On 5/5/2025, at 4:39 PM, Surveyor received an email from NHA-A documenting: While a formal education policy does not exist we do have our procedure on how Relias is registered and what modules are completed day one of orientation and those that are calendared annually. I am rechecking to support additional education and will send ASAP (as soon as possible) tomorrow. NHA-A included the attachment of the undated document:
Annual Relias Trainings Procedure
-All (facility) employees are registered in Relias upon hire.
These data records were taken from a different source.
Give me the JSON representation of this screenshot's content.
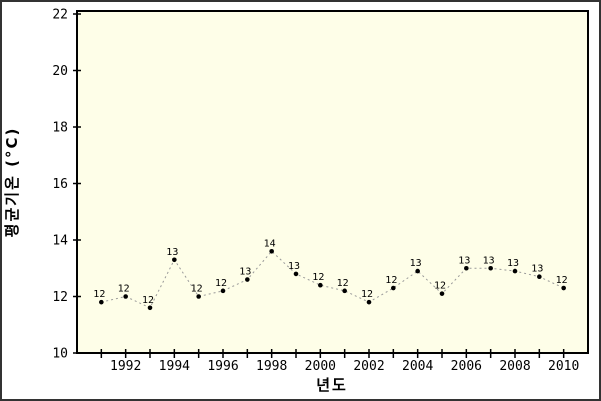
{
  "window": {
    "background": "#ffffff",
    "border_color": "#333333"
  },
  "chart_data": {
    "type": "line",
    "title": "",
    "xlabel": "년도",
    "ylabel": "평균기온 (°C)",
    "x": [
      1991,
      1992,
      1993,
      1994,
      1995,
      1996,
      1997,
      1998,
      1999,
      2000,
      2001,
      2002,
      2003,
      2004,
      2005,
      2006,
      2007,
      2008,
      2009,
      2010
    ],
    "values": [
      11.8,
      12.0,
      11.6,
      13.3,
      12.0,
      12.2,
      12.6,
      13.6,
      12.8,
      12.4,
      12.2,
      11.8,
      12.3,
      12.9,
      12.1,
      13.0,
      13.0,
      12.9,
      12.7,
      12.3
    ],
    "point_labels": [
      "12",
      "12",
      "12",
      "13",
      "12",
      "12",
      "13",
      "14",
      "13",
      "12",
      "12",
      "12",
      "12",
      "13",
      "12",
      "13",
      "13",
      "13",
      "13",
      "12"
    ],
    "xlim": [
      1990,
      2011
    ],
    "ylim": [
      10,
      22
    ],
    "y_ticks": [
      10,
      12,
      14,
      16,
      18,
      20,
      22
    ],
    "x_minor_ticks": [
      1991,
      1992,
      1993,
      1994,
      1995,
      1996,
      1997,
      1998,
      1999,
      2000,
      2001,
      2002,
      2003,
      2004,
      2005,
      2006,
      2007,
      2008,
      2009,
      2010
    ],
    "x_tick_labels": [
      "1992",
      "1994",
      "1996",
      "1998",
      "2000",
      "2002",
      "2004",
      "2006",
      "2008",
      "2010"
    ],
    "grid": false,
    "legend": null,
    "line_style": "dashed",
    "line_color": "#999999",
    "marker": "circle",
    "marker_color": "#000000",
    "plot_background": "#fefee8",
    "axis_color": "#000000"
  }
}
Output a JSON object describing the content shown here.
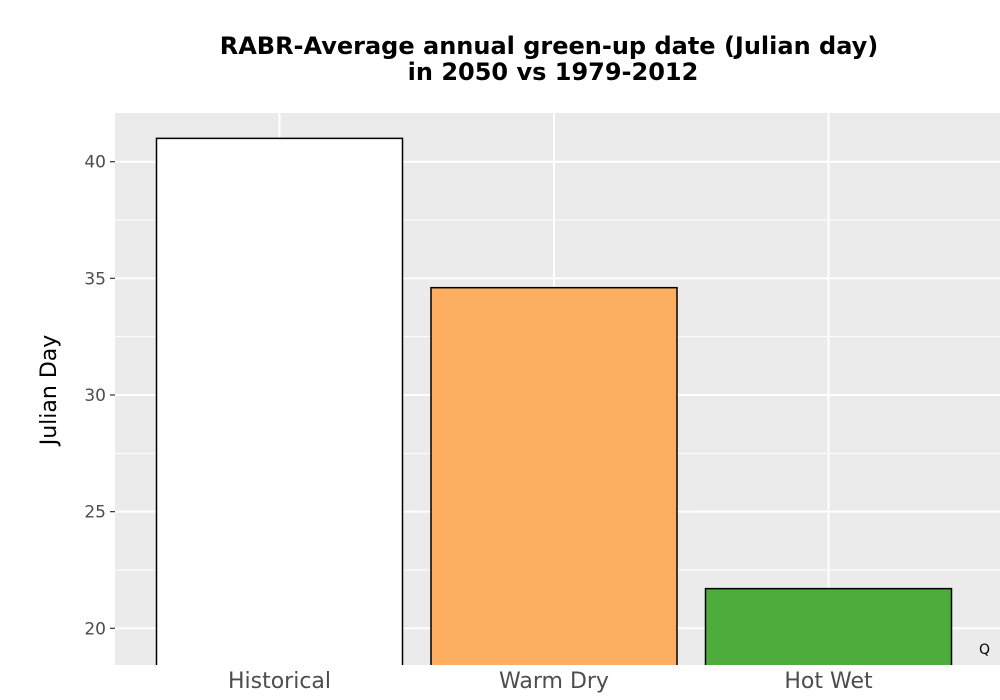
{
  "chart_data": {
    "type": "bar",
    "title_line1": "RABR-Average annual green-up date (Julian day)",
    "title_line2": "in 2050 vs 1979-2012",
    "xlabel": "",
    "ylabel": "Julian Day",
    "categories": [
      "Historical",
      "Warm Dry",
      "Hot Wet"
    ],
    "values": [
      41.0,
      34.6,
      21.7
    ],
    "colors": [
      "#ffffff",
      "#fdae61",
      "#4dac3c"
    ],
    "bar_outline": "#000000",
    "panel_background": "#ebebeb",
    "grid_color": "#ffffff",
    "grid": true,
    "ylim": [
      18.5,
      42
    ],
    "yticks": [
      20,
      25,
      30,
      35,
      40
    ],
    "ytick_labels": [
      "20",
      "25",
      "30",
      "35",
      "40"
    ],
    "corner_mark": "Q"
  }
}
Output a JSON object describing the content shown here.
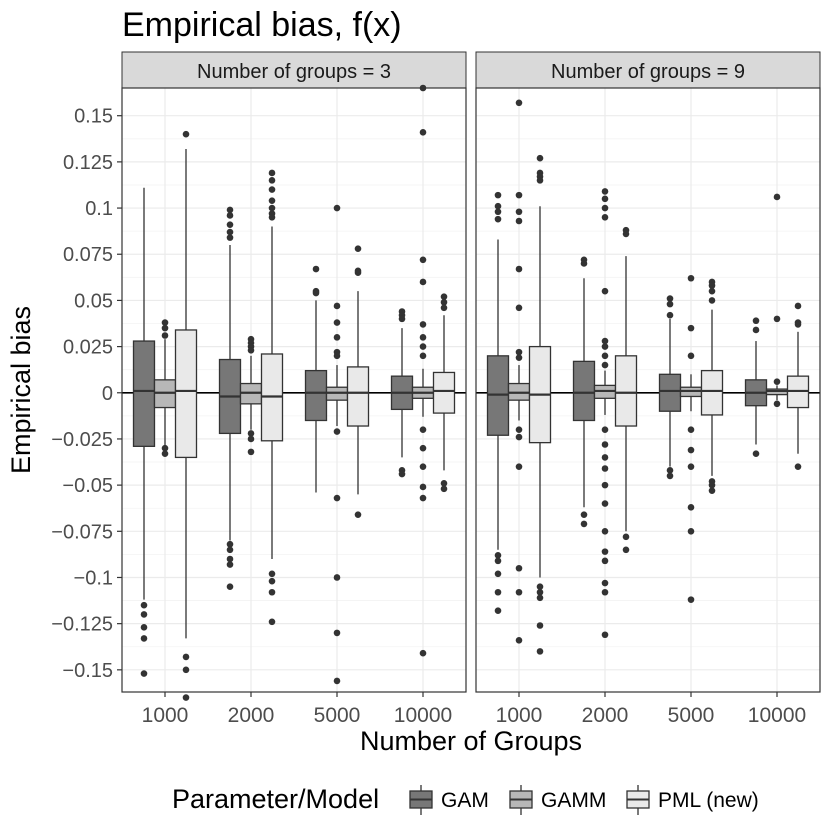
{
  "chart_data": {
    "type": "boxplot",
    "title": "Empirical bias, f(x)",
    "xlabel": "Number of Groups",
    "ylabel": "Empirical bias",
    "ylim": [
      -0.162,
      0.165
    ],
    "y_ticks": [
      0.15,
      0.125,
      0.1,
      0.075,
      0.05,
      0.025,
      0,
      -0.025,
      -0.05,
      -0.075,
      -0.1,
      -0.125,
      -0.15
    ],
    "y_tick_labels": [
      "0.15",
      "0.125",
      "0.1",
      "0.075",
      "0.05",
      "0.025",
      "0",
      "−0.025",
      "−0.05",
      "−0.075",
      "−0.1",
      "−0.125",
      "−0.15"
    ],
    "categories": [
      "1000",
      "2000",
      "5000",
      "10000"
    ],
    "legend": {
      "title": "Parameter/Model",
      "position": "bottom",
      "entries": [
        {
          "name": "GAM",
          "color": "#777777"
        },
        {
          "name": "GAMM",
          "color": "#b7b7b7"
        },
        {
          "name": "PML (new)",
          "color": "#e9e9e9"
        }
      ]
    },
    "colors": {
      "outline": "#333333",
      "outlier": "#333333",
      "grid": "#ebebeb",
      "strip": "#d9d9d9",
      "zero_line": "#000000"
    },
    "panels": [
      {
        "strip": "Number of groups = 3",
        "groups": [
          {
            "category": "1000",
            "boxes": [
              {
                "series": "GAM",
                "lo": -0.112,
                "q1": -0.029,
                "med": 0.001,
                "q3": 0.028,
                "hi": 0.111,
                "outliers": [
                  -0.115,
                  -0.12,
                  -0.127,
                  -0.133,
                  -0.152
                ]
              },
              {
                "series": "GAMM",
                "lo": -0.029,
                "q1": -0.008,
                "med": 0.0,
                "q3": 0.007,
                "hi": 0.029,
                "outliers": [
                  0.038,
                  0.035,
                  0.031,
                  -0.03,
                  -0.033
                ]
              },
              {
                "series": "PML (new)",
                "lo": -0.133,
                "q1": -0.035,
                "med": 0.001,
                "q3": 0.034,
                "hi": 0.132,
                "outliers": [
                  0.14,
                  -0.143,
                  -0.15,
                  -0.165
                ]
              }
            ]
          },
          {
            "category": "2000",
            "boxes": [
              {
                "series": "GAM",
                "lo": -0.08,
                "q1": -0.022,
                "med": -0.002,
                "q3": 0.018,
                "hi": 0.08,
                "outliers": [
                  0.099,
                  0.096,
                  0.091,
                  0.087,
                  0.084,
                  -0.082,
                  -0.085,
                  -0.09,
                  -0.093,
                  -0.105
                ]
              },
              {
                "series": "GAMM",
                "lo": -0.02,
                "q1": -0.006,
                "med": 0.0,
                "q3": 0.005,
                "hi": 0.02,
                "outliers": [
                  0.029,
                  0.027,
                  0.025,
                  0.023,
                  -0.022,
                  -0.025,
                  -0.032
                ]
              },
              {
                "series": "PML (new)",
                "lo": -0.09,
                "q1": -0.026,
                "med": -0.002,
                "q3": 0.021,
                "hi": 0.09,
                "outliers": [
                  0.119,
                  0.115,
                  0.11,
                  0.104,
                  0.1,
                  0.097,
                  0.095,
                  -0.098,
                  -0.102,
                  -0.108,
                  -0.124
                ]
              }
            ]
          },
          {
            "category": "5000",
            "boxes": [
              {
                "series": "GAM",
                "lo": -0.054,
                "q1": -0.015,
                "med": 0.0,
                "q3": 0.012,
                "hi": 0.05,
                "outliers": [
                  0.067,
                  0.055,
                  0.054
                ]
              },
              {
                "series": "GAMM",
                "lo": -0.018,
                "q1": -0.004,
                "med": 0.0,
                "q3": 0.003,
                "hi": 0.015,
                "outliers": [
                  0.1,
                  0.047,
                  0.038,
                  0.03,
                  0.022,
                  0.02,
                  -0.021,
                  -0.057,
                  -0.1,
                  -0.13,
                  -0.156
                ]
              },
              {
                "series": "PML (new)",
                "lo": -0.055,
                "q1": -0.018,
                "med": 0.0,
                "q3": 0.014,
                "hi": 0.055,
                "outliers": [
                  0.078,
                  0.066,
                  0.065,
                  -0.066
                ]
              }
            ]
          },
          {
            "category": "10000",
            "boxes": [
              {
                "series": "GAM",
                "lo": -0.035,
                "q1": -0.009,
                "med": 0.0,
                "q3": 0.009,
                "hi": 0.035,
                "outliers": [
                  0.044,
                  0.042,
                  0.04,
                  -0.042,
                  -0.044
                ]
              },
              {
                "series": "GAMM",
                "lo": -0.013,
                "q1": -0.003,
                "med": 0.0,
                "q3": 0.003,
                "hi": 0.013,
                "outliers": [
                  0.165,
                  0.141,
                  0.072,
                  0.06,
                  0.037,
                  0.03,
                  0.025,
                  0.02,
                  -0.02,
                  -0.03,
                  -0.04,
                  -0.051,
                  -0.057,
                  -0.141
                ]
              },
              {
                "series": "PML (new)",
                "lo": -0.042,
                "q1": -0.011,
                "med": 0.001,
                "q3": 0.011,
                "hi": 0.042,
                "outliers": [
                  0.052,
                  0.049,
                  0.046,
                  -0.049,
                  -0.052
                ]
              }
            ]
          }
        ]
      },
      {
        "strip": "Number of groups = 9",
        "groups": [
          {
            "category": "1000",
            "boxes": [
              {
                "series": "GAM",
                "lo": -0.085,
                "q1": -0.023,
                "med": -0.001,
                "q3": 0.02,
                "hi": 0.083,
                "outliers": [
                  0.107,
                  0.101,
                  0.098,
                  0.094,
                  -0.088,
                  -0.091,
                  -0.098,
                  -0.108,
                  -0.118
                ]
              },
              {
                "series": "GAMM",
                "lo": -0.015,
                "q1": -0.004,
                "med": 0.0,
                "q3": 0.005,
                "hi": 0.015,
                "outliers": [
                  0.157,
                  0.107,
                  0.098,
                  0.093,
                  0.067,
                  0.046,
                  0.022,
                  0.019,
                  -0.02,
                  -0.024,
                  -0.04,
                  -0.095,
                  -0.108,
                  -0.134
                ]
              },
              {
                "series": "PML (new)",
                "lo": -0.1,
                "q1": -0.027,
                "med": -0.001,
                "q3": 0.025,
                "hi": 0.101,
                "outliers": [
                  0.127,
                  0.119,
                  0.117,
                  0.115,
                  -0.105,
                  -0.108,
                  -0.111,
                  -0.126,
                  -0.14
                ]
              }
            ]
          },
          {
            "category": "2000",
            "boxes": [
              {
                "series": "GAM",
                "lo": -0.062,
                "q1": -0.015,
                "med": 0.0,
                "q3": 0.017,
                "hi": 0.062,
                "outliers": [
                  0.072,
                  0.07,
                  -0.066,
                  -0.071
                ]
              },
              {
                "series": "GAMM",
                "lo": -0.012,
                "q1": -0.003,
                "med": 0.001,
                "q3": 0.004,
                "hi": 0.012,
                "outliers": [
                  0.109,
                  0.105,
                  0.1,
                  0.095,
                  0.055,
                  0.028,
                  0.025,
                  0.02,
                  0.015,
                  -0.02,
                  -0.028,
                  -0.035,
                  -0.041,
                  -0.05,
                  -0.06,
                  -0.075,
                  -0.086,
                  -0.091,
                  -0.103,
                  -0.108,
                  -0.131
                ]
              },
              {
                "series": "PML (new)",
                "lo": -0.075,
                "q1": -0.018,
                "med": 0.0,
                "q3": 0.02,
                "hi": 0.074,
                "outliers": [
                  0.088,
                  0.086,
                  -0.078,
                  -0.085
                ]
              }
            ]
          },
          {
            "category": "5000",
            "boxes": [
              {
                "series": "GAM",
                "lo": -0.04,
                "q1": -0.01,
                "med": 0.001,
                "q3": 0.01,
                "hi": 0.04,
                "outliers": [
                  0.051,
                  0.048,
                  0.042,
                  -0.042,
                  -0.045
                ]
              },
              {
                "series": "GAMM",
                "lo": -0.01,
                "q1": -0.002,
                "med": 0.001,
                "q3": 0.003,
                "hi": 0.01,
                "outliers": [
                  0.062,
                  0.035,
                  0.02,
                  -0.02,
                  -0.031,
                  -0.04,
                  -0.062,
                  -0.075,
                  -0.112
                ]
              },
              {
                "series": "PML (new)",
                "lo": -0.045,
                "q1": -0.012,
                "med": 0.001,
                "q3": 0.012,
                "hi": 0.045,
                "outliers": [
                  0.06,
                  0.058,
                  0.055,
                  0.05,
                  -0.048,
                  -0.05,
                  -0.053
                ]
              }
            ]
          },
          {
            "category": "10000",
            "boxes": [
              {
                "series": "GAM",
                "lo": -0.028,
                "q1": -0.007,
                "med": 0.0,
                "q3": 0.007,
                "hi": 0.028,
                "outliers": [
                  0.039,
                  0.034,
                  -0.033
                ]
              },
              {
                "series": "GAMM",
                "lo": -0.004,
                "q1": -0.001,
                "med": 0.001,
                "q3": 0.002,
                "hi": 0.004,
                "outliers": [
                  0.106,
                  0.04,
                  0.006,
                  -0.006
                ]
              },
              {
                "series": "PML (new)",
                "lo": -0.033,
                "q1": -0.008,
                "med": 0.001,
                "q3": 0.009,
                "hi": 0.033,
                "outliers": [
                  0.047,
                  0.038,
                  0.037,
                  -0.04
                ]
              }
            ]
          }
        ]
      }
    ]
  }
}
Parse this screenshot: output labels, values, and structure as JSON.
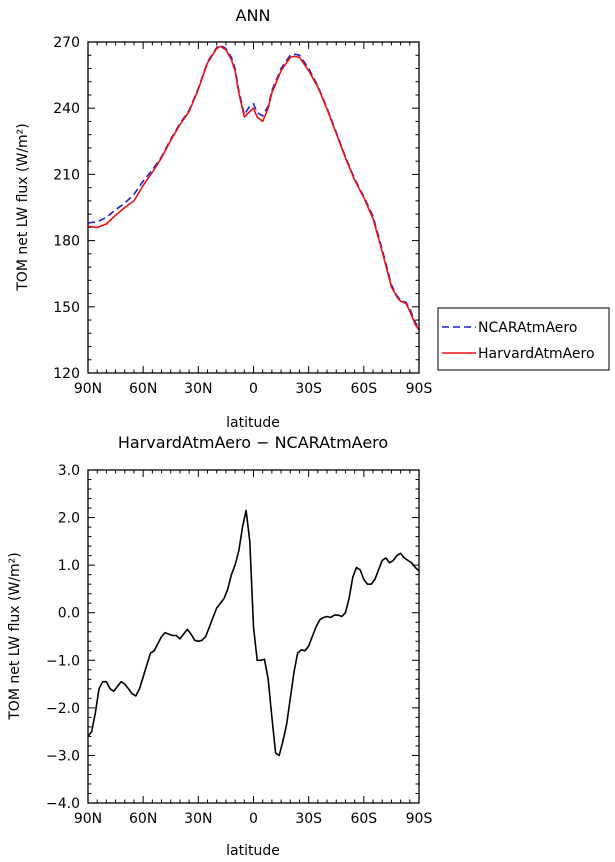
{
  "chart_data": [
    {
      "type": "line",
      "title": "ANN",
      "xlabel": "latitude",
      "ylabel": "TOM net LW flux (W/m²)",
      "xlim": [
        90,
        -90
      ],
      "ylim": [
        120,
        270
      ],
      "xtick_values": [
        90,
        60,
        30,
        0,
        -30,
        -60,
        -90
      ],
      "xtick_labels": [
        "90N",
        "60N",
        "30N",
        "0",
        "30S",
        "60S",
        "90S"
      ],
      "ytick_values": [
        120,
        150,
        180,
        210,
        240,
        270
      ],
      "ytick_labels": [
        "120",
        "150",
        "180",
        "210",
        "240",
        "270"
      ],
      "legend_position": "right",
      "x": [
        90,
        85,
        80,
        75,
        70,
        65,
        60,
        55,
        50,
        45,
        40,
        35,
        30,
        25,
        20,
        18,
        15,
        12,
        10,
        8,
        5,
        2,
        0,
        -2,
        -5,
        -8,
        -10,
        -15,
        -20,
        -22,
        -25,
        -30,
        -35,
        -40,
        -45,
        -50,
        -55,
        -60,
        -65,
        -70,
        -75,
        -78,
        -80,
        -83,
        -85,
        -88,
        -90
      ],
      "series": [
        {
          "name": "NCARAtmAero",
          "color": "#1f1fd0",
          "dash": "dashed",
          "values": [
            188,
            188.5,
            190.5,
            194,
            197,
            201,
            207,
            212,
            218,
            226,
            233,
            239,
            249,
            261,
            267.5,
            268.5,
            267,
            263,
            258,
            248,
            237,
            241,
            242,
            238,
            236.5,
            241,
            248,
            258,
            264,
            264.5,
            264,
            258,
            250,
            240,
            229,
            218,
            208,
            200,
            191,
            176,
            160,
            155,
            153,
            152,
            149,
            143,
            140
          ]
        },
        {
          "name": "HarvardAtmAero",
          "color": "#ee1111",
          "dash": "solid",
          "values": [
            186.5,
            186,
            187.5,
            191.5,
            195,
            198,
            205,
            211,
            217.5,
            225.5,
            232.5,
            238.5,
            248.5,
            260.5,
            267,
            268,
            266.5,
            262,
            257,
            247,
            236,
            238.5,
            240,
            236,
            234,
            240,
            247,
            257,
            263,
            263.5,
            263,
            257,
            249.5,
            239.5,
            228.5,
            217.5,
            207.5,
            199.5,
            190,
            175,
            159,
            154.5,
            152.5,
            151.5,
            148,
            142,
            139.5
          ]
        }
      ]
    },
    {
      "type": "line",
      "title": "HarvardAtmAero − NCARAtmAero",
      "xlabel": "latitude",
      "ylabel": "TOM net LW flux (W/m²)",
      "xlim": [
        90,
        -90
      ],
      "ylim": [
        -4,
        3
      ],
      "xtick_values": [
        90,
        60,
        30,
        0,
        -30,
        -60,
        -90
      ],
      "xtick_labels": [
        "90N",
        "60N",
        "30N",
        "0",
        "30S",
        "60S",
        "90S"
      ],
      "ytick_values": [
        -4,
        -3,
        -2,
        -1,
        0,
        1,
        2,
        3
      ],
      "ytick_labels": [
        "−4.0",
        "−3.0",
        "−2.0",
        "−1.0",
        "0.0",
        "1.0",
        "2.0",
        "3.0"
      ],
      "x": [
        90,
        88,
        86,
        84,
        82,
        80,
        78,
        76,
        74,
        72,
        70,
        68,
        66,
        64,
        62,
        60,
        58,
        56,
        54,
        52,
        50,
        48,
        46,
        44,
        42,
        40,
        38,
        36,
        34,
        32,
        30,
        28,
        26,
        24,
        22,
        20,
        18,
        16,
        14,
        12,
        10,
        8,
        6,
        4,
        2,
        0,
        -2,
        -4,
        -6,
        -8,
        -10,
        -12,
        -14,
        -16,
        -18,
        -20,
        -22,
        -24,
        -26,
        -28,
        -30,
        -32,
        -34,
        -36,
        -38,
        -40,
        -42,
        -44,
        -46,
        -48,
        -50,
        -52,
        -54,
        -56,
        -58,
        -60,
        -62,
        -64,
        -66,
        -68,
        -70,
        -72,
        -74,
        -76,
        -78,
        -80,
        -82,
        -84,
        -86,
        -88,
        -90
      ],
      "series": [
        {
          "color": "#000000",
          "dash": "solid",
          "values": [
            -2.6,
            -2.5,
            -2.1,
            -1.6,
            -1.45,
            -1.45,
            -1.6,
            -1.65,
            -1.55,
            -1.45,
            -1.5,
            -1.6,
            -1.7,
            -1.75,
            -1.6,
            -1.35,
            -1.1,
            -0.85,
            -0.8,
            -0.65,
            -0.5,
            -0.42,
            -0.45,
            -0.48,
            -0.48,
            -0.55,
            -0.45,
            -0.35,
            -0.45,
            -0.58,
            -0.6,
            -0.58,
            -0.5,
            -0.3,
            -0.1,
            0.1,
            0.2,
            0.3,
            0.5,
            0.8,
            1.0,
            1.3,
            1.8,
            2.15,
            1.5,
            -0.3,
            -1.0,
            -1.0,
            -0.98,
            -1.4,
            -2.2,
            -2.95,
            -3.0,
            -2.7,
            -2.35,
            -1.8,
            -1.25,
            -0.85,
            -0.78,
            -0.8,
            -0.7,
            -0.5,
            -0.3,
            -0.15,
            -0.1,
            -0.08,
            -0.1,
            -0.05,
            -0.05,
            -0.08,
            0.0,
            0.3,
            0.75,
            0.95,
            0.9,
            0.7,
            0.6,
            0.6,
            0.7,
            0.9,
            1.1,
            1.15,
            1.05,
            1.1,
            1.2,
            1.25,
            1.15,
            1.1,
            1.05,
            0.95,
            0.88
          ]
        }
      ]
    }
  ]
}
-They are activated and their hire date is added
-The hire date prompts the start of their module's annual cycle
-Upon Relias registration, employees are assigned a Hierarchy, which notes their work division (Nursing, Activities, Administration, etc.)
-All employee accounts, regardless of hierarchy, are automatically added into the annual Mandatory Training Training Plan
-Modules in the annual Mandatory Training training plan:
-Hand Hygiene Basics
-Dementia Care: Exploring Alzheimer's Disease
-Workplace Emergencies and Natural Disasters: An Overview
-Essentials of HIPPA
-Understanding Bloodborne Pathogens
-Basics of Corporate Compliance
-Hazardous chemicals: SDS and Labels
-Dementia Care: Understanding Communication
-Basics of Personal Protective Equipment
-Providing Customer Service
-Safeguarding Resident Rights in Nursing Facilities
-Infection Control: Essential Principles
-Preventing, Recognizing, and Reporting Abuse
-Fire Safety -Active Shooter Response
-One to two training modules are released to employees each month.
Surveyor noted behavioral health training was not included in the topics on the training plan.
On 5/6/2025, at 12:55 PM, Surveyor received an email from NHA-A stating Relias reports for each of the employees were attached that indicated compliance. NHA-A documented: This exercise clearly demonstrates a need for deeper back-up as to how to run reports and have access to the administrative side of these platforms. I have reached out to them for that training. Surveyor reviewed the attached employee trainings and were the same as previously provided by DON-B.